O volume das vozes aumentam, e agora, depois de tantos anos em que elas me fazem companhia, é como se eu pudesse reconhecer cada uma.

A voz feminina me diz para correr, fugir, ir atrás dela. Como se eu pudesse sair, como se eu não tivesse tentado.

A masculina me diz o que eu fiz, repete para que eu nunca esqueça. Como se eu pudesse esquecer, como se eu não tivesse tentado.

E a terceira voz, de uma criança, me diz em sussurros roucos.

"Morra."

"Morra."

"Morra."

Como se eu não quisesse, como se eu não tivesse tentado.

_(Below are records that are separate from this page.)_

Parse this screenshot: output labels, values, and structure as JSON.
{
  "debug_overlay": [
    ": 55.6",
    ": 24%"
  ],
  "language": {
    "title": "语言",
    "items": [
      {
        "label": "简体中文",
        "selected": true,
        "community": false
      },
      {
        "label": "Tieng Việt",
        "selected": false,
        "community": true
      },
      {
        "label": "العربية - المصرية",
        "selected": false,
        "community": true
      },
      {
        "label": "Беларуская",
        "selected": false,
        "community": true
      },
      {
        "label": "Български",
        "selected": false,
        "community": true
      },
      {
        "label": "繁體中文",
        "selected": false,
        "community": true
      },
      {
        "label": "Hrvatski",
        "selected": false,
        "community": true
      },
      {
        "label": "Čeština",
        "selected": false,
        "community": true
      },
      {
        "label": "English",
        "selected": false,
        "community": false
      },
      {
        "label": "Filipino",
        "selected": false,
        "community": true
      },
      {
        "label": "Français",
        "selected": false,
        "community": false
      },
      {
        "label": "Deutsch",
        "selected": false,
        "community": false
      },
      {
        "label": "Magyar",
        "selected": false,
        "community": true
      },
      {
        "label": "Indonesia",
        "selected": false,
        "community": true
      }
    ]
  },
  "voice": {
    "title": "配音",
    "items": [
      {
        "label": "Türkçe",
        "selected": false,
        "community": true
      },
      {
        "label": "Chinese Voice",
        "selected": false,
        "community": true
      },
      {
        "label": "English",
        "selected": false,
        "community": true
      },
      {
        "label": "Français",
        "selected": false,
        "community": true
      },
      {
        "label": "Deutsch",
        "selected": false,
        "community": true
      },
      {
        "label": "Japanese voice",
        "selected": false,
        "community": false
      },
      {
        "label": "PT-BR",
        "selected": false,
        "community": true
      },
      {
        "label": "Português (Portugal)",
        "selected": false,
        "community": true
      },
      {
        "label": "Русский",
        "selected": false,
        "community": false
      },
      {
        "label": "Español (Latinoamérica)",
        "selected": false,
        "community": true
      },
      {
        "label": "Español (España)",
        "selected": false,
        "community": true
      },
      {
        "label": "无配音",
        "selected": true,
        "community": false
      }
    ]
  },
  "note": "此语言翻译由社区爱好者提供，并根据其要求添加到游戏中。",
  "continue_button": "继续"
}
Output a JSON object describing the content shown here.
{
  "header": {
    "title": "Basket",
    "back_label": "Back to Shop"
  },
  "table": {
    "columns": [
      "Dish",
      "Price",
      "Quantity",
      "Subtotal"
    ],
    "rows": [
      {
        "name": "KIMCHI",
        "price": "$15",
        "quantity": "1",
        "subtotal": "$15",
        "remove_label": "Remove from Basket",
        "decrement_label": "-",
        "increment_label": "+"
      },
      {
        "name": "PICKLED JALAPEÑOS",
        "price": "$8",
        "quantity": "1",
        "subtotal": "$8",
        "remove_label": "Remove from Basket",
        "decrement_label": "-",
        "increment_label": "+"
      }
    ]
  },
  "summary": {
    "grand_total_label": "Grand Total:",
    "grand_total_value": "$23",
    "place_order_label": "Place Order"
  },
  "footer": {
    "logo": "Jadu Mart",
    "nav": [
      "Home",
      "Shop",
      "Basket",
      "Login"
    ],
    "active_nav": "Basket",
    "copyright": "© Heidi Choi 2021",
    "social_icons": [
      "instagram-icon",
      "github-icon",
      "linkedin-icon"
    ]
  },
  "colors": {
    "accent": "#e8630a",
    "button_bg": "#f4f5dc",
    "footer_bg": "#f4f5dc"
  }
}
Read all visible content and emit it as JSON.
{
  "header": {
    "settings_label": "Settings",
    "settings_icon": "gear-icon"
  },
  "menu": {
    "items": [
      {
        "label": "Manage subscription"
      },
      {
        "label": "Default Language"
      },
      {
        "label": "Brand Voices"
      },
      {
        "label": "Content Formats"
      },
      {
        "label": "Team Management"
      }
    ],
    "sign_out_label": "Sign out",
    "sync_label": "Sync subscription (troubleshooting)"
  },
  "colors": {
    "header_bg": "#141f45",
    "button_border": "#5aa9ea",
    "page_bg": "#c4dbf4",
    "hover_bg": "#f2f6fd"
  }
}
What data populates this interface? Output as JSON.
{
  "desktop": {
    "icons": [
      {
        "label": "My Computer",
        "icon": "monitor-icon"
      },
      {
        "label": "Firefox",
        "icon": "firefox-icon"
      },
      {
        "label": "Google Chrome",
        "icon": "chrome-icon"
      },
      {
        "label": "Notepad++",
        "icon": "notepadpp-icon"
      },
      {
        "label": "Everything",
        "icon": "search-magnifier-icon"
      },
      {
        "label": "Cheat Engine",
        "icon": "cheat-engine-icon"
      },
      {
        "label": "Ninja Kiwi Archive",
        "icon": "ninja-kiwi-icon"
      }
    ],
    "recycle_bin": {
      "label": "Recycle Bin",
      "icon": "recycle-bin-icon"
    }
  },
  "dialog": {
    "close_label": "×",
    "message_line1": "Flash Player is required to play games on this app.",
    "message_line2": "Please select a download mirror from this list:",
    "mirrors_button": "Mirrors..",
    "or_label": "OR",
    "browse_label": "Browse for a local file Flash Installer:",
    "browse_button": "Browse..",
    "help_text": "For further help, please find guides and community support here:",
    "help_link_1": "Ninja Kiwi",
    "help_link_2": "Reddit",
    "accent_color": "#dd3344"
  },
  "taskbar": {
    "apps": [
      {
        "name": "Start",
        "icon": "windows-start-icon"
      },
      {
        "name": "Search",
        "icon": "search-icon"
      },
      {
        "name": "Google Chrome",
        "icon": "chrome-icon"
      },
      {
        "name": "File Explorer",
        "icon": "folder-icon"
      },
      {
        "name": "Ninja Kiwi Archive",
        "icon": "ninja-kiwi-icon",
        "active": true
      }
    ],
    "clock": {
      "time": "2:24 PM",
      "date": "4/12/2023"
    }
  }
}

E no meio de toda a bagunça, a visão dela me aparece, vestida de branco, os cabelos voando, a luz que sai dela mesma ilumina o quarto. Os olhos totalmente negros brilham e eu posso ver o fogo dentro deles.

Ela se aproxima como faz todos os dias, e antes que eu consiga toca-la, seu rosto muda de face, e já é outra pessoa que eu enxergo.

A senhora, com os cabelos grisalhos e a pele enrugada me encara começando a rir, e enquanto gargalha, seu rosto se transforma no rapaz que tão bem conheci. Ele também ri.

E de repente, não consigo identificar rosto nenhum, as faces mudam com tanta rapidez, os traços se misturam tanto até que eu veja, alí, o meu próprio rosto.

Ele me encara. Ainda rindo começa a se definhar, a pele descama, derrete, sangra, chora, ri...

A porta se abre e tudo se dissipa, novamente, meus remédios chegam bem na hora.

Da série: coisas que passam pela minha cabeça.